The highest-profile role for volunteers is probably the Milwaukee Symphony Chorus, which will need to pick up where it left off in March of 2020. The schedule for the new season deliberately does not include any choral music until December to allow for rehearsal time, since earlier “it wasn’t clear how safe it would be to gather over 100 people to sing in one room,” said chorus manager Christina Williams. Thus, rehearsals will begin in September.
Turnover always happens from one year to the next, but Williams said there have been surprisingly few departures. “Being vaccinated makes a lot of people more comfortable,” she said, “and they all want to sing in that new hall.” When auditions are held this summer, “we will accept as many qualified singers as we get.” More information about auditions can be found here.
Singing in permanent seats from three sides of the stage will sound different, “but it will be great to have a solid floor,” Williams said. “On the risers (in Uihlein Hall), you could feel it when someone shifted to the other leg.” Rehearsals, which used to be at Mount Mary University, will now be held on the main stage of the Bradley Symphony Center, moving to the permanent chorus seats when the performance draws near.
“I get something extraordinary out of being in the chorus,” said Williams, who joined in 1996 as a new music theater graduate. “It’s a remarkable musical and social experience. We’re like a family, and it’s hard to achieve that at such a high level.”

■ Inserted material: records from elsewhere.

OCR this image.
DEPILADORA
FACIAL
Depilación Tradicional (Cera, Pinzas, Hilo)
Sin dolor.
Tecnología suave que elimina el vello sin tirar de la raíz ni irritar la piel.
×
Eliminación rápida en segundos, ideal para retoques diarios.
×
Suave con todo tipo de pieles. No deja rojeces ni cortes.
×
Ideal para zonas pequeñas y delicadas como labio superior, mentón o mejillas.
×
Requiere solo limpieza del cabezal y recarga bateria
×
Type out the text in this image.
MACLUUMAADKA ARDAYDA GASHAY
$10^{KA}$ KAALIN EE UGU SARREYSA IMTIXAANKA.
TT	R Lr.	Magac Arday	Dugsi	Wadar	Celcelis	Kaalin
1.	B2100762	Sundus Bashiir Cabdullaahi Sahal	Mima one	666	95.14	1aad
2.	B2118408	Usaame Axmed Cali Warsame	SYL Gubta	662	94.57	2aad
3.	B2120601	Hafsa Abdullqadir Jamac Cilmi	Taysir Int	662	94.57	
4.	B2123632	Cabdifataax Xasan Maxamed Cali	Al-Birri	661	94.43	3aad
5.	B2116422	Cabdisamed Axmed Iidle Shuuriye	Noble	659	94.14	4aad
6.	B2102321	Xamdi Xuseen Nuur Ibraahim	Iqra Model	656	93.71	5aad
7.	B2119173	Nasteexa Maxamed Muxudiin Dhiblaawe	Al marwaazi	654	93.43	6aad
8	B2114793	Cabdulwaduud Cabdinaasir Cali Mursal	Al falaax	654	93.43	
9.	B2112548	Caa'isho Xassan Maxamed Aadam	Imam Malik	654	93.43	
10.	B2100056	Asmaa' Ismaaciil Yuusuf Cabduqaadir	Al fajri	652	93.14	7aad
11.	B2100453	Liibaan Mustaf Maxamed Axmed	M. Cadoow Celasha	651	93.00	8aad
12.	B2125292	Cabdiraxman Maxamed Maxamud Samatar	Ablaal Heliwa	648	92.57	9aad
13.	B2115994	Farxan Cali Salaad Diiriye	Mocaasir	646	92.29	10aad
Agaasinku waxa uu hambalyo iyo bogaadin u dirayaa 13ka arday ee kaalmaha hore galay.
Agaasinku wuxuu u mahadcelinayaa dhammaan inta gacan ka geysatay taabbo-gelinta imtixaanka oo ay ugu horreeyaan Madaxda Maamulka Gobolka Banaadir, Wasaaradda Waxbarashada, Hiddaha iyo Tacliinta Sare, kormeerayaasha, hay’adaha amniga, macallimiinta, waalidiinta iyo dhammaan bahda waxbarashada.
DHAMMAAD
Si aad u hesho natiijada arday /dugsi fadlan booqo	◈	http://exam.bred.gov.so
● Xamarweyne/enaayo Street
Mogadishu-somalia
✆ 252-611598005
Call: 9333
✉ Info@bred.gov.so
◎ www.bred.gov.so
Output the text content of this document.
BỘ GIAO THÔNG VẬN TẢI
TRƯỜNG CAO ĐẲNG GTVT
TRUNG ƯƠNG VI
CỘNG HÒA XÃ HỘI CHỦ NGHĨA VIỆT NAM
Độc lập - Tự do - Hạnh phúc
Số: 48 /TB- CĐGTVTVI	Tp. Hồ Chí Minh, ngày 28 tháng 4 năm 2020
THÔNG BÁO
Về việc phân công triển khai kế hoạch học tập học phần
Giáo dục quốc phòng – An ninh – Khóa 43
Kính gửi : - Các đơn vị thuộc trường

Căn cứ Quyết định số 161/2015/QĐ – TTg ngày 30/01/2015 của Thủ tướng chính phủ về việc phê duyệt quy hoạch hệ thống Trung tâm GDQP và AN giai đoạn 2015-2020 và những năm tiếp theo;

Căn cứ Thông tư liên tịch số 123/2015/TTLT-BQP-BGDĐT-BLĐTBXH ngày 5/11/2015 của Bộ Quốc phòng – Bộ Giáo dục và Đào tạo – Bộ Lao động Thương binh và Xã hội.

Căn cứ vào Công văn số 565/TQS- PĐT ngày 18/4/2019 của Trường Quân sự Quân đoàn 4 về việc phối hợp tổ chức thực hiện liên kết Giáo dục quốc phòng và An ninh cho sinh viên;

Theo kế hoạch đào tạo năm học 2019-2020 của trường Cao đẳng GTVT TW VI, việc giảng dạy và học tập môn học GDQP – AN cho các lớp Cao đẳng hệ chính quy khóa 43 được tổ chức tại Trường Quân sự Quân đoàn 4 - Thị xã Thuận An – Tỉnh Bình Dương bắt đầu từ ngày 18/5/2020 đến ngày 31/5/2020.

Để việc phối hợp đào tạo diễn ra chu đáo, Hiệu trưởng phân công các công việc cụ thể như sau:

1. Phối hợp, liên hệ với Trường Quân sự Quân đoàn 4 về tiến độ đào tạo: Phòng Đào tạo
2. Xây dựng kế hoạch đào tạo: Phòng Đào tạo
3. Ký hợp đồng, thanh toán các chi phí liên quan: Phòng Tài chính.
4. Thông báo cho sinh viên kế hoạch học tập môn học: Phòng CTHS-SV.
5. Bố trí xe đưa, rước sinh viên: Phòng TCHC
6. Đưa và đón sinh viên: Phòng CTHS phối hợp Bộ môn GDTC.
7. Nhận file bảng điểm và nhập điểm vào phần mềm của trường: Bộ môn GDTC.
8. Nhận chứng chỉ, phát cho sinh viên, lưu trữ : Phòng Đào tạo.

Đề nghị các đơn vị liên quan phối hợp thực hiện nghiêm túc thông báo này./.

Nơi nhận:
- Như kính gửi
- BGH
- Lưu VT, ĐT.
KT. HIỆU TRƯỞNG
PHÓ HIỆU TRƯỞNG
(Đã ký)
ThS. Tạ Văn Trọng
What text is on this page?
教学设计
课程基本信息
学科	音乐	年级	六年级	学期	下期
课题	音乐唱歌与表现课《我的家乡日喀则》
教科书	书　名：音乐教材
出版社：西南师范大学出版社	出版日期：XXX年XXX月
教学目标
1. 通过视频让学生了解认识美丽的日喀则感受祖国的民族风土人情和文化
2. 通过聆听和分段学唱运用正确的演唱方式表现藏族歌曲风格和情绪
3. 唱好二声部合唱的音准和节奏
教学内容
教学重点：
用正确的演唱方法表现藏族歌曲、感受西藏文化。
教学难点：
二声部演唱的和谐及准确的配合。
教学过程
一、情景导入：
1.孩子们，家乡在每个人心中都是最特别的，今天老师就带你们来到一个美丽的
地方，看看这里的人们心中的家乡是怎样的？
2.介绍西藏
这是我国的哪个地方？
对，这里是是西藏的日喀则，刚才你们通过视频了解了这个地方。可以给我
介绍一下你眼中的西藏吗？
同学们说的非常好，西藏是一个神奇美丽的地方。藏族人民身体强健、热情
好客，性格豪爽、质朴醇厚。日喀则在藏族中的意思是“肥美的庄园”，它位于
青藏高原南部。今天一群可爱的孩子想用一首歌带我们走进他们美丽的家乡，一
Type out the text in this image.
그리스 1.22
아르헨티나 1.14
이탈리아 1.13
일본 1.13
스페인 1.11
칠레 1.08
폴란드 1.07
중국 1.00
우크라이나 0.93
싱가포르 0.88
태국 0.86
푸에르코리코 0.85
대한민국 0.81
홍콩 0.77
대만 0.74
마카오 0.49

Aside from the satisfaction of a job worth doing, ushers get to hear the concert for free – which is one reason why the symphony is reaching out to the arts departments at Marquette and UW-Milwaukee to recruit students. Schley would also love to have more diversity among the volunteers welcoming people to the building, but “it’s our goal to remove the barriers of entry,” he said. He stresses that all potential volunteers are welcome regardless of experience level. “All you need is a passion for being welcoming and hospitable. A passion for music is great, but even if you’ve never heard a symphony concert before but are interested, we want to hear from you.”